Sunday, August 28, 2022

Intersection of Consciousness and the Collective Unconscious

 

Formless Yet Complete

“Elements of synchronicity and causality connect through meaning.”

Victor Mansfield (from An Essay in Honor of Marie Louise von Franz, March, 1998)

          I have been studying the Jungian concept of synchronicity for a presentation scheduled for November. For ages incidents of synchronicity have been considered “paranormal” and associated with the intersection of life and death. An example would be the way people sometimes see a sign that their recently deceased loved one is sending them in the form of a bird or a butterfly.
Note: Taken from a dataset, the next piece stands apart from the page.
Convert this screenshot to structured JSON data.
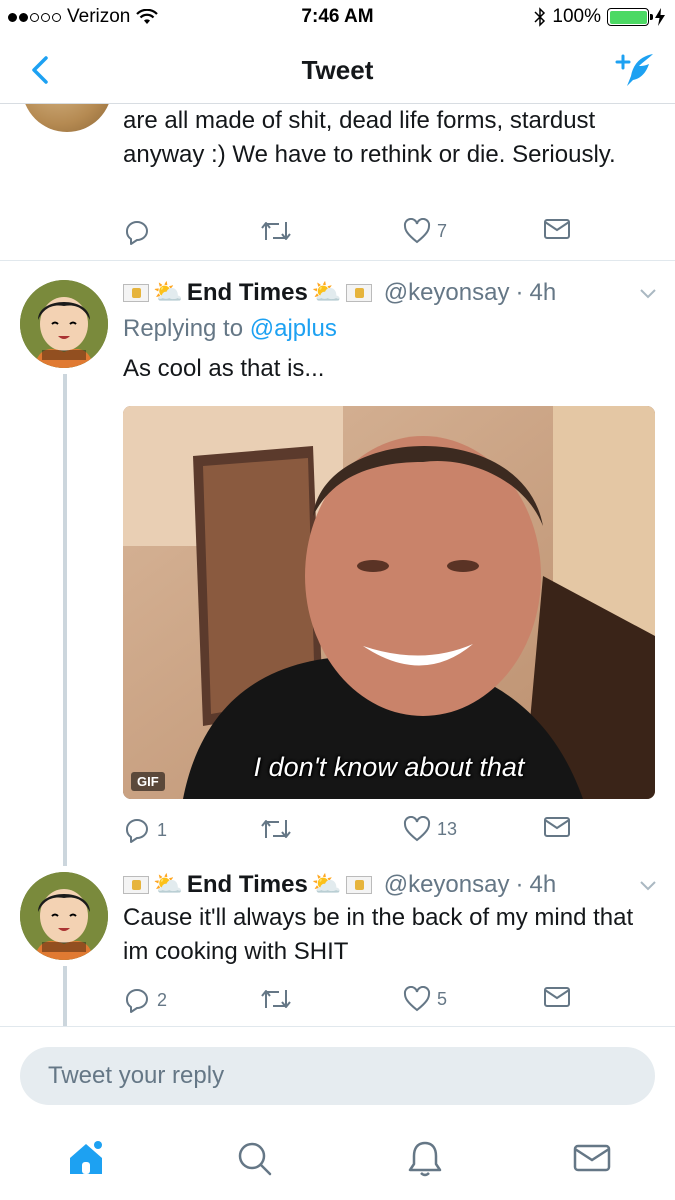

I’ve been watching the Australian series “McLeod’s Daughters” on Hulu and in one scene, Tess is trying to make a decision as to whether to stay at Drover’s Run, her ancestral home, or go to Argentina with her husband, Nick, for him to follow a dream job. She is torn about the decision, and so asks her deceased sister, Claire for a sign. As she is thinking these thoughts, the mare that had been Claire’s horse, jumps the fence of his corral and runs off to join the wild stallion whose baby she carries. It was the sign Tess needed to make her decision.

          But for Jung, synchronicity was more than that. It was, he believed, an intersection between the individual person’s conscious mind, and the collective unconscious and the bridge was meaning. The fact that we find meaning in such events is what causes them to feel connected.

          Here is what Jung wrote, which is heavily influenced by Lao Tsu’s Tao Te Ching, translated by Arthur Wayley in his book, The Tao and Its Power (1934)

“There is something formless yet complete

That existed before heaven and earth.

How still! How empty!

Dependent on nothing, unchanging.

All pervading, unfailing.

One may think of it as the mother of all things under heaven.

I do not know its name,

But I call it ‘Meaning.’

If I had to give it a name, I should call it ‘The Great.’” (Jung, 1978c, p. 918)

          When I read this, I thought immediately of the description of the universe as a web of consciousness that holds everything together, connects all things, and yet is invisible to our eyes. In my worldview, this is as good a description of the Divine as any. It comports with Tillich’s definition of God as the “ground of our being.” If I had to give it a name, I would call it “The All.”